While English classes have often dabbled in the nexus between poetry and pop music, this highly engaging project encourages students to meld creative interpretation with analytical thinking and writing. It gives them autonomy to choose a poem or pop-song they wish to explore, and it challenges them to combine deep analysis with creative expression for public consumption.
In essence, students will pick a poem/song, analyze it, and share it with the class in some creative fashion.
This project is suitable for most middle or high school classrooms. It has been used primarily at the high school level, so many students have encountered some of the poetry elements before, and that is perfectly acceptable. This project is designed to…
- Rekindle an appreciation (or passion) for poetry
- Reinforce deep reading & analytic skills (with poetic elements as the focus)
- Celebrate creative interpretation & communication of ideas (both written & oral)
- Build empathy, respect & camaraderie among classmates
What you get:
- “Poet’s Palette” packet of poetic elements
- Sample poem models to illustrate poetic elements from “Poet’s Palette”
- Interpreting vs. Composing Poetry Graphic handout
- Poet Elements Quiz (and KEY)
- “I Hear America (& Classmates) Singing” Assignment (w/ suggested exhibition ideas)
- Student & Teacher Models to demonstrate written notes that dig deep
- Exhibition Feedback Forms
- Rubric for creative exhibitions
- Rubric for written analysis
What you’ll do with students:
1. Review Poet’s Palette elements (enclosed)
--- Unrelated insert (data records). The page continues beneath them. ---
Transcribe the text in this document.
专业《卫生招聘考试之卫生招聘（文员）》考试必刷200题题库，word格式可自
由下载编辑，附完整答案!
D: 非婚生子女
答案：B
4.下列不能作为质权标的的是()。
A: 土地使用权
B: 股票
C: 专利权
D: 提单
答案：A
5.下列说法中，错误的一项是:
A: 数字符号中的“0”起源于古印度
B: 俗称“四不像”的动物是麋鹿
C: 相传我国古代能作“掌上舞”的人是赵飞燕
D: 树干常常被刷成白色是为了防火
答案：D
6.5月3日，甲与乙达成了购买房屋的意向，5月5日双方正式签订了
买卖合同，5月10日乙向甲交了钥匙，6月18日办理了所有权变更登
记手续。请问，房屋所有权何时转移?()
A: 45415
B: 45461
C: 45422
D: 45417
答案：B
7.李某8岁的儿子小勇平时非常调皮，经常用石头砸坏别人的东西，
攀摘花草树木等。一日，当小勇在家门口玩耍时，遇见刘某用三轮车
2. Launch “Bringing Poetry to the People” project (It’s beneficial to give students some advanced notice, possibly during the aforementioned review, that they will be selecting a poem/song of their choice for this project.)
3. Have students sign up their selections (Decide if you will allow duplicates here. If students duplicate selections, it can be quite interesting to see the varying interpretations. However, there are typically few duplicates, and you’re welcome to forbid them if you wish for more variety.)
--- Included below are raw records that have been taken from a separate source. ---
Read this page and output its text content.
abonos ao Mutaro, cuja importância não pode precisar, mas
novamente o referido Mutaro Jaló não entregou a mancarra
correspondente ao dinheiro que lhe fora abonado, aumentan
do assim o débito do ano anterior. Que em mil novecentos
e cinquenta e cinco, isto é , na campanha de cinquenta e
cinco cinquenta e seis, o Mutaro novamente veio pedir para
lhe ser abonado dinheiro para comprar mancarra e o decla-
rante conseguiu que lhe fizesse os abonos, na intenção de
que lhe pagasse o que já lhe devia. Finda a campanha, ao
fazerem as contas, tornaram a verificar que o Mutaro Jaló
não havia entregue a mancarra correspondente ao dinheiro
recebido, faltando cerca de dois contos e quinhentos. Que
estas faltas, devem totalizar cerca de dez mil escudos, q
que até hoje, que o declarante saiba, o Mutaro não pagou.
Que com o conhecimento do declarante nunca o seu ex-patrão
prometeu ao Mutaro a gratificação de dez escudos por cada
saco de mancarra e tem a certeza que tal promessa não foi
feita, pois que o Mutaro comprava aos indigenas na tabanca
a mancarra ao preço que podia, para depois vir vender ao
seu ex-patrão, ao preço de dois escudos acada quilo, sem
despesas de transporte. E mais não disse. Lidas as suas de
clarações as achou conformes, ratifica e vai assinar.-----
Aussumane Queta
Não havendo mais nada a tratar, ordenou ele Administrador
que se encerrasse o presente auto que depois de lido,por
4. Provide appropriate work time for BOTH written analysis & creative exhibition
5. Enjoy the exhibitions!!
Spend a few days introducing/reviewing the “Poet’s Palette” elements using the handouts and sample poems provided (Of course, you may feel free to add any other poetic elements or poems as you see fit). The “Interpreting vs. Composing Poetry” graphic handout is also helpful early on to help students see how poets and readers flow from macro to micro (see handout).
Once students have a command of Poetry Elements, launch the “Bringing Poetry to the People” project by previewing and walking students through the handouts (including sample “mark-up” documents). It is HIGHLY recommended that teachers model a creative exhibition by selecting their own piece to interpret for the class. You’ll be modeling what you’re looking for, cultivating good will with students, AND showing them that you’re willing to make yourself vulnerable in front of the class. (I’ve done a dramatic reading/singing in costume of Lou Reed’s “X-mas in February.”)
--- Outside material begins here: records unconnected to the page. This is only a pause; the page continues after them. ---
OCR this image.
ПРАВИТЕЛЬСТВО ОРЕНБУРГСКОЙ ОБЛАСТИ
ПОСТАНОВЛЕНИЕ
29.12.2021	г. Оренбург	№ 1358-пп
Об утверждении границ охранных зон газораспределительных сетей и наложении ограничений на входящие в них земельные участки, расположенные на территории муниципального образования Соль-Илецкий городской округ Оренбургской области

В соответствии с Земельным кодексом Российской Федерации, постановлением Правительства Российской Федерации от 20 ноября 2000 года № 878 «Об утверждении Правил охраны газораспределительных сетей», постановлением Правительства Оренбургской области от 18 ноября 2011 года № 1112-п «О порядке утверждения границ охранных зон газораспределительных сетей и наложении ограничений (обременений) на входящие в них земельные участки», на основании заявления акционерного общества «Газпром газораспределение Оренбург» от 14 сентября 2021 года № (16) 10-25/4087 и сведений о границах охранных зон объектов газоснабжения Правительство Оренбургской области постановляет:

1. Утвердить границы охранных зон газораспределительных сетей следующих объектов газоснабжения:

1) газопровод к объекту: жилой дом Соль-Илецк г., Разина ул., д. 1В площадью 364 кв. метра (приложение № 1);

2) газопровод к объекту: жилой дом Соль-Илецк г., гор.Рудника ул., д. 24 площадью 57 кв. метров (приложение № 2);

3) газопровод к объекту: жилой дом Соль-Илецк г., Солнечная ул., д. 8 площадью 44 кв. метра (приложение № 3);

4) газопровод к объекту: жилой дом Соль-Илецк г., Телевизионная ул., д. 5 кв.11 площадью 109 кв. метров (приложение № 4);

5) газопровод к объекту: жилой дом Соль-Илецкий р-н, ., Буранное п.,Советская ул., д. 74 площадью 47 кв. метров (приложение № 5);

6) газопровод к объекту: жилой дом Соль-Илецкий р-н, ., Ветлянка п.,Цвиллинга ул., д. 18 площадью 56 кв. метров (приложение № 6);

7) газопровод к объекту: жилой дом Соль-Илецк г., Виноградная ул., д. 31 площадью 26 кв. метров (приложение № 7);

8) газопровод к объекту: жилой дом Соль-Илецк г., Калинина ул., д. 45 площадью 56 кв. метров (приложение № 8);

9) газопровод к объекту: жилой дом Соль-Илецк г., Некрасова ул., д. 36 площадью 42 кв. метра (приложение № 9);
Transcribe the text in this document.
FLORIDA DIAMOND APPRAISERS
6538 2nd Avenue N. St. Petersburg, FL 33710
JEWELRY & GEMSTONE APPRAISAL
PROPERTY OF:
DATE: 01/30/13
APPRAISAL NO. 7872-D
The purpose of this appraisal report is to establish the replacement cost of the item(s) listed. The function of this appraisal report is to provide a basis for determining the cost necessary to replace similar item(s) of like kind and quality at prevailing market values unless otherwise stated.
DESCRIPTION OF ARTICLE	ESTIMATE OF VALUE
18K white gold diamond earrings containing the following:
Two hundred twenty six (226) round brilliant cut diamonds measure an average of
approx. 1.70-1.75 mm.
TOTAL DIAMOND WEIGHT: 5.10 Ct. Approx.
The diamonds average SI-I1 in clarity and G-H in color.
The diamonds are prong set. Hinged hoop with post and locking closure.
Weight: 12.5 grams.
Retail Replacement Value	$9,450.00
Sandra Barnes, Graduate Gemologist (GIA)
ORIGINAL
Ask students to select a poem or pop-song to analyze (in writing) and then creatively exhibit for the class.
Be prepared to assess the written analyses privately & the creative exhibitions in the public forum that is your classroom. (While I tell students to do the analysis FIRST in order to inform their creative interpretation, I collect everything at the end of their exhibitions. I attach my real-time exhibition notes directly to their written work along with a clean written-analysis rubric to be filled out later when I assess the written piece. That way I can return the project in its entirety to each student.)
Leave approximately 5 minutes for each exhibition. For a class of 20 students, that means 100 minutes, which could mean 3 class periods in some cases. HOWEVER, with some students using props or technology or rearranging the classroom layout, it could take even more time. It’s possible you’ll need an entire week for the exhibitions, which should be fine, and should be enjoyable. I’ve found that a little extra time, a little more breathing room, makes for a much more enjoyable and enriching experience. (NOTE: I once had a student escort the class to select school locations and read pieces of a poem accompanied by a saxophone player. Another student set up an easel & canvas and painted an original work right before our eyes as a pop-song played. These took a bit longer, but it was enriching for all!)
Determine how much time your students will need in and out of class to prepare BOTH the written analysis AND creative exhibition portions of the project and plan accordingly. If students breeze through the review of “Poet’s Palette” elements (in a day or two), you could probably complete the written analysis & planning/prep for the creative exhibition in the first week, leaving the second week open entirely for presentations.
Utilize the relatively straightforward Poetry Elements Quiz if you see fit (enclosed w/ Key)
If time, you may incorporate an immediate feedback option into the exhibitions (Feedback Form enclosed). Students truly appreciate positive & constructive feedback from their peers, and you could even parlay that into a “People’s Choice” Award at the very end of the exhibitions in which students select their favorite exhibition (and maybe a nice prize, like a poetry book, goes to the winner).